如同泡沫一点点浮出水面。
晶莹剔透的表面在空气的侵蚀下逐渐变得稀薄,最终破灭。
密林之中,严景睁开了眼睛。
身旁,斐遇手中拿着毛巾,将他搂在怀里,一点点擦拭着他的脸。
看见严景醒了,斐遇松了口气:
“少爷又做梦了么?”
当时严景在天国入梦的时候斐遇就在身旁,知道其中凶险。
此时看着严景疲惫地点点头的样子,她莫名气不打一处来,伸出葱白般的手指摁了下严景的脑袋:“您只要是自己的东西什么都看得重,偏偏每次自己的命看的最轻。”
“哪的话。”
严景笑了笑:
“你少爷我最惜命了。”
斐遇听的翻了个白眼:
“我看不一定。”
本来这只是丫鬟和少爷日常的斗嘴,可今天严景忽然抬起头,认真地看着斐遇的眼睛,轻声开口:“是真的。”

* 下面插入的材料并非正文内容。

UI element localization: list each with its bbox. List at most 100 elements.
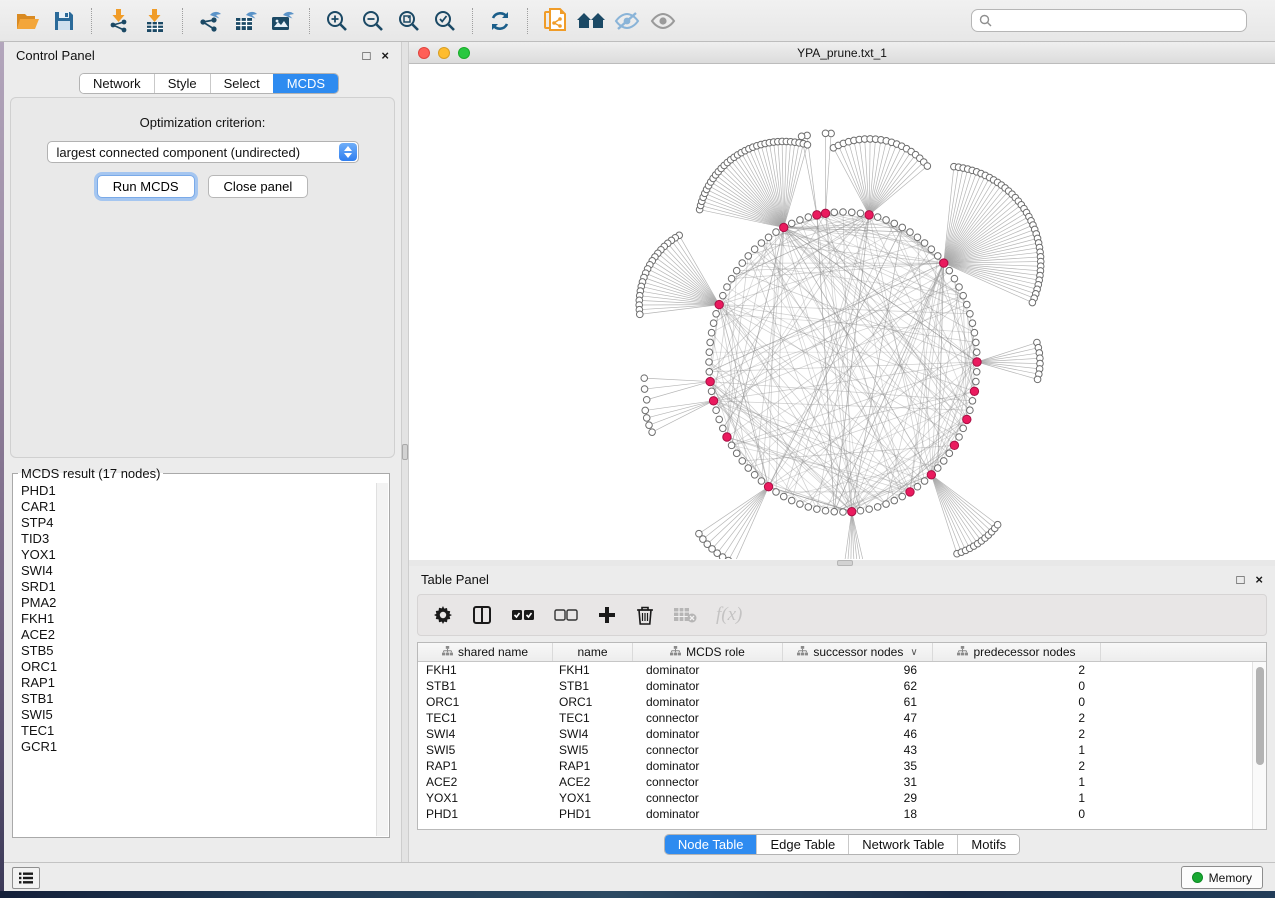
network-node[interactable] xyxy=(969,398,976,405)
zoom-out-icon[interactable] xyxy=(355,6,391,36)
network-node[interactable] xyxy=(960,425,967,432)
network-node[interactable] xyxy=(641,375,648,382)
close-panel-button[interactable]: Close panel xyxy=(208,175,309,198)
tab-style[interactable]: Style xyxy=(154,74,210,93)
tab-network-table[interactable]: Network Table xyxy=(848,835,957,854)
network-node[interactable] xyxy=(751,246,758,253)
import-table-icon[interactable] xyxy=(137,6,173,36)
zoom-in-icon[interactable] xyxy=(319,6,355,36)
network-node[interactable] xyxy=(788,497,795,504)
network-node[interactable] xyxy=(649,429,656,436)
network-node[interactable] xyxy=(728,275,735,282)
table-scrollbar[interactable] xyxy=(1252,662,1266,829)
select-all-columns-icon[interactable] xyxy=(511,608,535,622)
column-header-name[interactable]: name xyxy=(553,643,633,661)
network-node[interactable] xyxy=(924,163,931,170)
network-canvas[interactable] xyxy=(409,64,1275,559)
network-node[interactable] xyxy=(971,329,978,336)
network-node[interactable] xyxy=(883,217,890,224)
network-node[interactable] xyxy=(907,229,914,236)
network-node[interactable] xyxy=(713,407,720,414)
table-row[interactable]: YOX1YOX1connector291 xyxy=(418,790,1252,806)
add-column-icon[interactable] xyxy=(597,605,617,625)
network-node[interactable] xyxy=(857,507,864,514)
show-all-icon[interactable] xyxy=(645,6,681,36)
save-icon[interactable] xyxy=(46,6,82,36)
mcds-result-item[interactable]: ORC1 xyxy=(14,659,376,675)
network-dominator-node[interactable] xyxy=(865,211,873,219)
network-node[interactable] xyxy=(733,450,740,457)
network-node[interactable] xyxy=(874,214,881,221)
mcds-result-list[interactable]: PHD1CAR1STP4TID3YOX1SWI4SRD1PMA2FKH1ACE2… xyxy=(14,483,376,836)
network-node[interactable] xyxy=(716,416,723,423)
network-node[interactable] xyxy=(963,301,970,308)
network-node[interactable] xyxy=(951,275,958,282)
table-row[interactable]: ORC1ORC1dominator610 xyxy=(418,694,1252,710)
network-node[interactable] xyxy=(934,253,941,260)
mcds-result-item[interactable]: STP4 xyxy=(14,515,376,531)
network-dominator-node[interactable] xyxy=(821,209,829,217)
network-node[interactable] xyxy=(840,209,847,216)
network-node[interactable] xyxy=(883,501,890,508)
close-panel-icon[interactable]: × xyxy=(381,49,389,62)
network-node[interactable] xyxy=(934,465,941,472)
network-node[interactable] xyxy=(967,407,974,414)
network-node[interactable] xyxy=(706,369,713,376)
network-node[interactable] xyxy=(891,220,898,227)
network-node[interactable] xyxy=(857,210,864,217)
network-node[interactable] xyxy=(720,292,727,299)
table-row[interactable]: RAP1RAP1dominator352 xyxy=(418,758,1252,774)
network-node[interactable] xyxy=(758,478,765,485)
mcds-result-item[interactable]: PMA2 xyxy=(14,595,376,611)
network-node[interactable] xyxy=(899,493,906,500)
mcds-result-item[interactable]: RAP1 xyxy=(14,675,376,691)
window-minimize-icon[interactable] xyxy=(438,47,450,59)
gear-icon[interactable] xyxy=(433,605,453,625)
network-node[interactable] xyxy=(1029,299,1036,306)
tab-mcds[interactable]: MCDS xyxy=(273,74,338,93)
table-row[interactable]: SWI5SWI5connector431 xyxy=(418,742,1252,758)
network-node[interactable] xyxy=(745,465,752,472)
network-node[interactable] xyxy=(921,240,928,247)
search-input[interactable] xyxy=(997,13,1246,29)
zoom-selected-icon[interactable] xyxy=(427,6,463,36)
network-dominator-node[interactable] xyxy=(764,483,772,491)
network-node[interactable] xyxy=(646,422,653,429)
table-row[interactable]: ACE2ACE2connector311 xyxy=(418,774,1252,790)
network-node[interactable] xyxy=(804,142,811,149)
deselect-all-columns-icon[interactable] xyxy=(554,608,578,622)
column-chooser-icon[interactable] xyxy=(472,605,492,625)
network-node[interactable] xyxy=(708,388,715,395)
duplicate-network-icon[interactable] xyxy=(537,6,573,36)
network-node[interactable] xyxy=(636,311,643,318)
network-node[interactable] xyxy=(797,501,804,508)
table-row[interactable]: PHD1PHD1dominator180 xyxy=(418,806,1252,822)
network-node[interactable] xyxy=(733,267,740,274)
network-dominator-node[interactable] xyxy=(848,507,856,515)
mcds-result-item[interactable]: SRD1 xyxy=(14,579,376,595)
column-header-successor-nodes[interactable]: successor nodes∨ xyxy=(783,643,933,661)
table-row[interactable]: TEC1TEC1connector472 xyxy=(418,710,1252,726)
sort-descending-icon[interactable]: ∨ xyxy=(910,647,917,658)
network-node[interactable] xyxy=(751,471,758,478)
memory-button[interactable]: Memory xyxy=(1181,866,1263,889)
network-node[interactable] xyxy=(805,504,812,511)
network-titlebar[interactable]: YPA_prune.txt_1 xyxy=(409,42,1275,64)
network-node[interactable] xyxy=(899,224,906,231)
network-node[interactable] xyxy=(969,320,976,327)
network-dominator-node[interactable] xyxy=(709,397,717,405)
network-node[interactable] xyxy=(805,214,812,221)
network-node[interactable] xyxy=(831,508,838,515)
network-dominator-node[interactable] xyxy=(973,358,981,366)
network-dominator-node[interactable] xyxy=(940,259,948,267)
network-node[interactable] xyxy=(706,349,713,356)
tab-motifs[interactable]: Motifs xyxy=(957,835,1019,854)
tab-edge-table[interactable]: Edge Table xyxy=(756,835,848,854)
network-dominator-node[interactable] xyxy=(963,415,971,423)
network-node[interactable] xyxy=(891,497,898,504)
network-node[interactable] xyxy=(713,310,720,317)
network-node[interactable] xyxy=(720,425,727,432)
network-node[interactable] xyxy=(994,521,1001,528)
network-dominator-node[interactable] xyxy=(813,211,821,219)
mcds-result-item[interactable]: SWI5 xyxy=(14,707,376,723)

斐遇看着严景的目光,眼神跟着柔和了下来,将严景的脑袋轻轻搂到胸前:
“我不信。”
“我知道的可比少爷你多多了,我不信的。”
“您是不是梦见什么了?”
严景没有听出来斐遇的言外之意,神情有些恍惚地点了点头:
“梦见了一些以前的事情。”
见严景没有再继续往下说的想法,斐遇也没有再问。
严景躺着休息了一会儿,而后从斐遇怀中坐了起来。
就在斐遇伸手给他拍打着身上的草屑的时候,严景忽然开口道:
“如果小遇你有一天要被烧死,我本来能够去救你,但我没有,你会恨少爷我吗?”
斐遇心中微动,好象明白了些什么,摇了摇头:
“不会的。”
“真的不会吗?”严景低下头,看向斐遇:
“可我们不是不认识的人,甚至不是关系普通的人,甚至比关系要好还要更好”
严景难得地有些语无伦次,最后,他叹了口气:
“小遇你懂我意思吗?”
斐遇点点头:
“我懂。”
“所以我知道少爷您不会不来的。”
她微笑着摸了摸严景的脸,而后没再给严景说话的机会,直接钻进了严景的身体之中。
严景看着空荡荡的身前,伸出的手落在半空,苦笑着叹了口气。
斐遇越是这样说,那段回忆在他脑海中就显得愈发痛苦。
因为当时他真的没有踏入那片火海。
“我懂了!”
不知名之地,恐惧鸟收起手中的瓜子,一脸高深莫测的表情。
“我全懂了!!!”
“我就说他为什么不对劲,我就说他为什么和人格分裂似的,他是”
说到一半,恐惧鸟注意到斐遇的眼神,赶紧伸手捂住嘴巴。
不说话了。
直到数分钟后,见斐遇开始哼起了曲儿,她才凑近斐遇耳边,开口道:
“所以你和他不是第一次遇见了。”
斐遇没说话。
但也没阻止恐惧鸟说话。
恐惧鸟继续道:
“所以他当时有没有救你?”
斐遇还是没说话,就当恐惧鸟兴趣寥寥地收回脑袋的时候,她才开口道:
“我说了,少爷不会不来的。”
“那种坚毅的灵魂,即使在时间长河里经过再久再久,也一样,因为少爷就是少爷。”
【你的真魂在逐渐回归】
原本想要和之前一样将这件事按捺在心中的严景看着眼前系统浮现的提示,目光沉了沉。
他始终觉得心中憋了一口气。
只要想到那片火海,那道身影在火海之中,而自己没有跑进去将她救下来,他就觉得内心抽痛。所以在水晶球的幻境的时候,他才会在明知道是幻觉的时候还是要抄起砖头找那个小混球。这口气不出,他心不顺。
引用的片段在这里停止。